🤖 AI Summary
This work investigates the statistical complexity of Positive-Unlabeled (PU) learning under unknown class-prior conditions. Unlike mainstream approaches that assume known class priors or strong sampling assumptions, we analyze PU learning in a more realistic setting where the positive class prior is unknown. We establish, for the first time, tight sample complexity bounds—both upper and lower—for the minimal number of positive and unlabeled samples required. Leveraging statistical learning theory and empirical process techniques, we rigorously derive these bounds and quantify their dependence on the (unknown) class prior, classifier complexity, and distribution shift. Our results demonstrate that PU learning remains statistically learnable even without prior knowledge, with sample requirements exceeding those of supervised learning only by a logarithmic factor.

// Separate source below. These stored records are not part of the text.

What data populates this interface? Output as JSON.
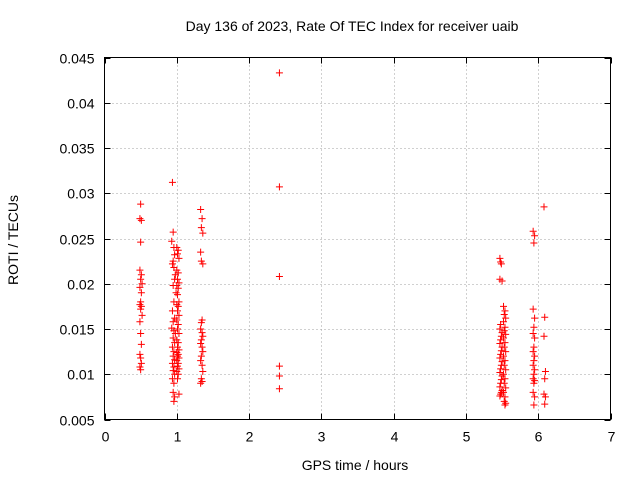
{
  "chart_data": {
    "type": "scatter",
    "title": "Day 136 of 2023, Rate Of TEC Index for receiver uaib",
    "xlabel": "GPS time / hours",
    "ylabel": "ROTI / TECUs",
    "xlim": [
      0,
      7
    ],
    "ylim": [
      0.005,
      0.045
    ],
    "xticks": [
      0,
      1,
      2,
      3,
      4,
      5,
      6,
      7
    ],
    "yticks": [
      0.005,
      0.01,
      0.015,
      0.02,
      0.025,
      0.03,
      0.035,
      0.04,
      0.045
    ],
    "xtick_labels": [
      "0",
      "1",
      "2",
      "3",
      "4",
      "5",
      "6",
      "7"
    ],
    "ytick_labels": [
      "0.005",
      "0.01",
      "0.015",
      "0.02",
      "0.025",
      "0.03",
      "0.035",
      "0.04",
      "0.045"
    ],
    "grid": true,
    "marker": "+",
    "color": "#ff0000",
    "series": [
      {
        "name": "ROTI",
        "points": [
          [
            0.5,
            0.0288
          ],
          [
            0.49,
            0.0272
          ],
          [
            0.51,
            0.027
          ],
          [
            0.5,
            0.0246
          ],
          [
            0.49,
            0.0215
          ],
          [
            0.51,
            0.021
          ],
          [
            0.5,
            0.0205
          ],
          [
            0.52,
            0.02
          ],
          [
            0.49,
            0.0196
          ],
          [
            0.51,
            0.019
          ],
          [
            0.5,
            0.018
          ],
          [
            0.49,
            0.0177
          ],
          [
            0.51,
            0.0175
          ],
          [
            0.5,
            0.0172
          ],
          [
            0.52,
            0.0165
          ],
          [
            0.49,
            0.0158
          ],
          [
            0.5,
            0.0145
          ],
          [
            0.51,
            0.0133
          ],
          [
            0.49,
            0.0122
          ],
          [
            0.5,
            0.0118
          ],
          [
            0.51,
            0.0112
          ],
          [
            0.49,
            0.0108
          ],
          [
            0.5,
            0.0105
          ],
          [
            0.94,
            0.0312
          ],
          [
            0.95,
            0.0257
          ],
          [
            0.93,
            0.0247
          ],
          [
            0.96,
            0.024
          ],
          [
            0.97,
            0.0232
          ],
          [
            0.95,
            0.0225
          ],
          [
            0.94,
            0.0222
          ],
          [
            0.96,
            0.0218
          ],
          [
            0.98,
            0.021
          ],
          [
            0.97,
            0.0205
          ],
          [
            0.95,
            0.0198
          ],
          [
            0.99,
            0.019
          ],
          [
            0.96,
            0.018
          ],
          [
            0.94,
            0.017
          ],
          [
            0.97,
            0.0162
          ],
          [
            0.95,
            0.0158
          ],
          [
            0.93,
            0.0151
          ],
          [
            0.96,
            0.0148
          ],
          [
            0.98,
            0.0145
          ],
          [
            0.95,
            0.014
          ],
          [
            0.97,
            0.0135
          ],
          [
            0.94,
            0.013
          ],
          [
            0.96,
            0.0125
          ],
          [
            0.95,
            0.012
          ],
          [
            0.97,
            0.0116
          ],
          [
            0.94,
            0.0112
          ],
          [
            0.96,
            0.0108
          ],
          [
            0.95,
            0.0104
          ],
          [
            0.97,
            0.01
          ],
          [
            0.94,
            0.0095
          ],
          [
            0.96,
            0.009
          ],
          [
            0.95,
            0.008
          ],
          [
            0.97,
            0.0075
          ],
          [
            0.96,
            0.007
          ],
          [
            1.0,
            0.024
          ],
          [
            1.02,
            0.0237
          ],
          [
            1.01,
            0.0233
          ],
          [
            1.03,
            0.0228
          ],
          [
            1.0,
            0.0215
          ],
          [
            1.02,
            0.0212
          ],
          [
            1.01,
            0.0205
          ],
          [
            1.03,
            0.0201
          ],
          [
            1.0,
            0.0198
          ],
          [
            1.02,
            0.0195
          ],
          [
            1.01,
            0.0188
          ],
          [
            1.03,
            0.018
          ],
          [
            1.0,
            0.0177
          ],
          [
            1.02,
            0.0175
          ],
          [
            1.01,
            0.017
          ],
          [
            1.03,
            0.0165
          ],
          [
            1.0,
            0.016
          ],
          [
            1.02,
            0.0155
          ],
          [
            1.01,
            0.015
          ],
          [
            1.03,
            0.0145
          ],
          [
            1.0,
            0.0138
          ],
          [
            1.02,
            0.0135
          ],
          [
            1.01,
            0.013
          ],
          [
            1.03,
            0.0127
          ],
          [
            1.0,
            0.0124
          ],
          [
            1.02,
            0.0122
          ],
          [
            1.01,
            0.012
          ],
          [
            1.03,
            0.0118
          ],
          [
            1.0,
            0.0115
          ],
          [
            1.02,
            0.0112
          ],
          [
            1.01,
            0.0109
          ],
          [
            1.03,
            0.0106
          ],
          [
            1.0,
            0.0103
          ],
          [
            1.02,
            0.01
          ],
          [
            1.01,
            0.0095
          ],
          [
            1.03,
            0.0078
          ],
          [
            1.33,
            0.0282
          ],
          [
            1.35,
            0.0272
          ],
          [
            1.34,
            0.0262
          ],
          [
            1.36,
            0.0256
          ],
          [
            1.33,
            0.0235
          ],
          [
            1.34,
            0.0225
          ],
          [
            1.36,
            0.0222
          ],
          [
            1.35,
            0.016
          ],
          [
            1.34,
            0.0157
          ],
          [
            1.33,
            0.015
          ],
          [
            1.35,
            0.0146
          ],
          [
            1.36,
            0.0142
          ],
          [
            1.34,
            0.0138
          ],
          [
            1.33,
            0.0134
          ],
          [
            1.35,
            0.013
          ],
          [
            1.36,
            0.0125
          ],
          [
            1.34,
            0.012
          ],
          [
            1.33,
            0.0115
          ],
          [
            1.35,
            0.011
          ],
          [
            1.36,
            0.0103
          ],
          [
            1.34,
            0.0095
          ],
          [
            1.35,
            0.0092
          ],
          [
            1.33,
            0.009
          ],
          [
            2.42,
            0.0433
          ],
          [
            2.42,
            0.0307
          ],
          [
            2.42,
            0.0208
          ],
          [
            2.42,
            0.0109
          ],
          [
            2.42,
            0.0098
          ],
          [
            2.42,
            0.0084
          ],
          [
            5.47,
            0.0228
          ],
          [
            5.48,
            0.0224
          ],
          [
            5.49,
            0.0222
          ],
          [
            5.47,
            0.0205
          ],
          [
            5.5,
            0.0203
          ],
          [
            5.48,
            0.0155
          ],
          [
            5.47,
            0.015
          ],
          [
            5.5,
            0.0146
          ],
          [
            5.49,
            0.0142
          ],
          [
            5.48,
            0.0138
          ],
          [
            5.47,
            0.0134
          ],
          [
            5.5,
            0.013
          ],
          [
            5.49,
            0.0126
          ],
          [
            5.48,
            0.0122
          ],
          [
            5.47,
            0.0118
          ],
          [
            5.5,
            0.0114
          ],
          [
            5.49,
            0.011
          ],
          [
            5.48,
            0.0106
          ],
          [
            5.47,
            0.0102
          ],
          [
            5.5,
            0.0098
          ],
          [
            5.49,
            0.0094
          ],
          [
            5.48,
            0.009
          ],
          [
            5.47,
            0.0086
          ],
          [
            5.5,
            0.0082
          ],
          [
            5.49,
            0.008
          ],
          [
            5.48,
            0.0078
          ],
          [
            5.47,
            0.0076
          ],
          [
            5.52,
            0.0175
          ],
          [
            5.54,
            0.017
          ],
          [
            5.53,
            0.0166
          ],
          [
            5.55,
            0.0162
          ],
          [
            5.52,
            0.0158
          ],
          [
            5.54,
            0.0152
          ],
          [
            5.53,
            0.0148
          ],
          [
            5.55,
            0.0144
          ],
          [
            5.52,
            0.014
          ],
          [
            5.54,
            0.0135
          ],
          [
            5.53,
            0.013
          ],
          [
            5.55,
            0.0125
          ],
          [
            5.52,
            0.012
          ],
          [
            5.54,
            0.0115
          ],
          [
            5.53,
            0.011
          ],
          [
            5.55,
            0.0105
          ],
          [
            5.52,
            0.01
          ],
          [
            5.54,
            0.0095
          ],
          [
            5.53,
            0.009
          ],
          [
            5.55,
            0.0085
          ],
          [
            5.52,
            0.008
          ],
          [
            5.54,
            0.0075
          ],
          [
            5.53,
            0.007
          ],
          [
            5.55,
            0.0068
          ],
          [
            5.54,
            0.0066
          ],
          [
            5.93,
            0.0258
          ],
          [
            5.95,
            0.0253
          ],
          [
            5.94,
            0.0245
          ],
          [
            5.93,
            0.0172
          ],
          [
            5.95,
            0.0162
          ],
          [
            5.94,
            0.0152
          ],
          [
            5.93,
            0.0145
          ],
          [
            5.95,
            0.014
          ],
          [
            5.94,
            0.013
          ],
          [
            5.93,
            0.0125
          ],
          [
            5.95,
            0.012
          ],
          [
            5.94,
            0.0115
          ],
          [
            5.93,
            0.011
          ],
          [
            5.95,
            0.0105
          ],
          [
            5.94,
            0.01
          ],
          [
            5.93,
            0.0095
          ],
          [
            5.95,
            0.0093
          ],
          [
            5.94,
            0.009
          ],
          [
            5.93,
            0.008
          ],
          [
            5.95,
            0.0075
          ],
          [
            5.94,
            0.0066
          ],
          [
            6.08,
            0.0285
          ],
          [
            6.09,
            0.0163
          ],
          [
            6.08,
            0.0142
          ],
          [
            6.1,
            0.0103
          ],
          [
            6.09,
            0.0095
          ],
          [
            6.08,
            0.0078
          ],
          [
            6.1,
            0.0075
          ],
          [
            6.09,
            0.0067
          ]
        ]
      }
    ]
  }
}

This work provides the first prior-free theoretical foundation for PU learning, substantially enhancing its applicability and practical guidance in real-world scenarios such as medical screening and anomaly detection.
📝 Abstract
PU (Positive Unlabeled) learning is a variant of supervised classification learning in which the only labels revealed to the learner are of positively labeled instances. PU learning arises in many real-world applications. Most existing work relies on the simplifying assumptions that the positively labeled training data is drawn from the restriction of the data generating distribution to positively labeled instances and/or that the proportion of positively labeled points (a.k.a. the class prior) is known apriori to the learner. This paper provides a theoretical analysis of the statistical complexity of PU learning under a wider range of setups. Unlike most prior work, our study does not assume that the class prior is known to the learner. We prove upper and lower bounds on the required sample sizes (of both the positively labeled and the unlabeled samples).